To commemorate this important day, We Are – the LGBTQQI organization on Campus- teamed up with Betapsi to organize three days of events aimed at raising awareness and promoting tolerance and acceptance.
Some questions which sprang to my mind on seeing this activity were: ‘Is this event really necessary? Aren’t university students knowledgeable enough yet?’The answer is a resounding ‘no’.
After having watched a video where students were asked whether they knew what homophobia was; I was shocked to see one particular person ask if homophobia was when a man wanted to become a woman. For lack of a better reason to explain this behaviour, I figured that the respondent was an avid Eurovision fan and obviously must have had ‘Rise like a phoenix’ playing on a loop in their mind.

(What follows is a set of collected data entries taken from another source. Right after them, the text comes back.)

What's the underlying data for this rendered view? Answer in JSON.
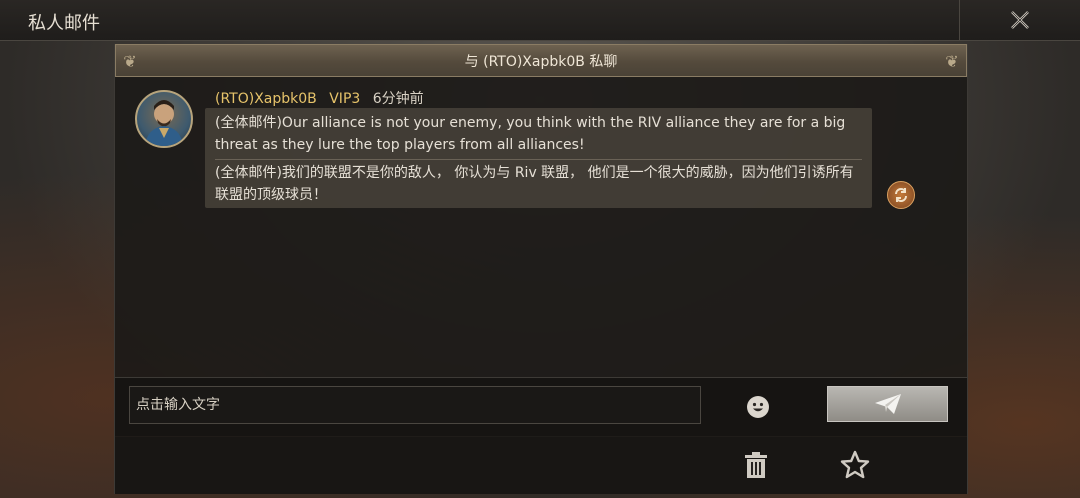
{
  "window": {
    "title": "私人邮件"
  },
  "chat": {
    "header_title": "与 (RTO)Xapbk0B 私聊",
    "message": {
      "sender": "(RTO)Xapbk0B",
      "vip": "VIP3",
      "time": "6分钟前",
      "text_original": "(全体邮件)Our alliance is not your enemy, you think with the RIV alliance they are for a big threat as they lure the top players from all alliances!",
      "text_translated": "(全体邮件)我们的联盟不是你的敌人， 你认为与 Riv 联盟， 他们是一个很大的威胁，因为他们引诱所有联盟的顶级球员！"
    }
  },
  "composer": {
    "placeholder": "点击输入文字"
  },
  "icons": {
    "close": "close-icon",
    "emoji": "emoji-icon",
    "send": "paper-plane-icon",
    "translate": "translate-icon",
    "trash": "trash-icon",
    "star": "star-icon"
  },
  "colors": {
    "vip_name": "#e6c36a",
    "header_bar": "#6e6250"
  }
}
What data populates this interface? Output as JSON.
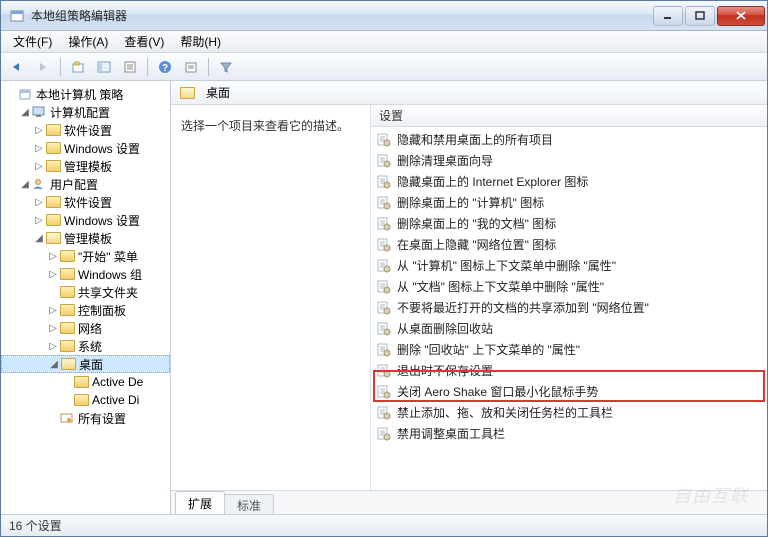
{
  "window": {
    "title": "本地组策略编辑器"
  },
  "menu": {
    "file": "文件(F)",
    "action": "操作(A)",
    "view": "查看(V)",
    "help": "帮助(H)"
  },
  "tree": {
    "root": "本地计算机 策略",
    "computer": "计算机配置",
    "computer_children": {
      "software": "软件设置",
      "windows": "Windows 设置",
      "templates": "管理模板"
    },
    "user": "用户配置",
    "user_children": {
      "software": "软件设置",
      "windows": "Windows 设置",
      "templates": "管理模板",
      "templates_children": {
        "startmenu": "\"开始\" 菜单",
        "wincomp": "Windows 组",
        "shared": "共享文件夹",
        "control": "控制面板",
        "network": "网络",
        "system": "系统",
        "desktop": "桌面",
        "desktop_children": {
          "activede": "Active De",
          "activedi": "Active Di"
        },
        "all": "所有设置"
      }
    }
  },
  "right": {
    "header_title": "桌面",
    "desc_prompt": "选择一个项目来查看它的描述。",
    "col_header": "设置"
  },
  "settings": [
    "隐藏和禁用桌面上的所有项目",
    "删除清理桌面向导",
    "隐藏桌面上的 Internet Explorer 图标",
    "删除桌面上的 \"计算机\" 图标",
    "删除桌面上的 \"我的文档\" 图标",
    "在桌面上隐藏 \"网络位置\" 图标",
    "从 \"计算机\" 图标上下文菜单中删除 \"属性\"",
    "从 \"文档\" 图标上下文菜单中删除 \"属性\"",
    "不要将最近打开的文档的共享添加到 \"网络位置\"",
    "从桌面删除回收站",
    "删除 \"回收站\" 上下文菜单的 \"属性\"",
    "退出时不保存设置",
    "关闭 Aero Shake 窗口最小化鼠标手势",
    "禁止添加、拖、放和关闭任务栏的工具栏",
    "禁用调整桌面工具栏"
  ],
  "highlight_index": 12,
  "tabs": {
    "extended": "扩展",
    "standard": "标准"
  },
  "status": "16 个设置",
  "watermark": "自由互联"
}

Homophobia and transphobia are used to describe people who for some reason or other are afraid of or hate a person who is LGBTI (Lesbian, Gay, Bisexual, Transgender or Intersex). This type of mentality therefore leads to LGBTI people hiding who they are for fear of being teased, taunted or attacked.
A 2013 survey conducted by the European Union Agency for Fundamental Rights revealed that 97% of Maltese youth have felt the need to hide their identity at school. This is definitely too high for a first-world country in the 21st Century.
This year, candidates for the forthcoming MEP elections were invited to attend the activities on campus and therefore take a stand against homophobia and transphobia. Arnold Cassola, Miriam Dalli, Roberta Metsola, Marlene Mizzi, and Jonathan Shaw all accepted their invitations; Shaw even signed ILGA-Europe’s Come Out Pledge as he was the only one out of the five to have not already signed it. Basically, this Pledge is a promise to stand up for human rights and equality in Europe. It is definitely great that five MEPs have declared their intent to promote human rights; hopefully if elected they will not forget this promise.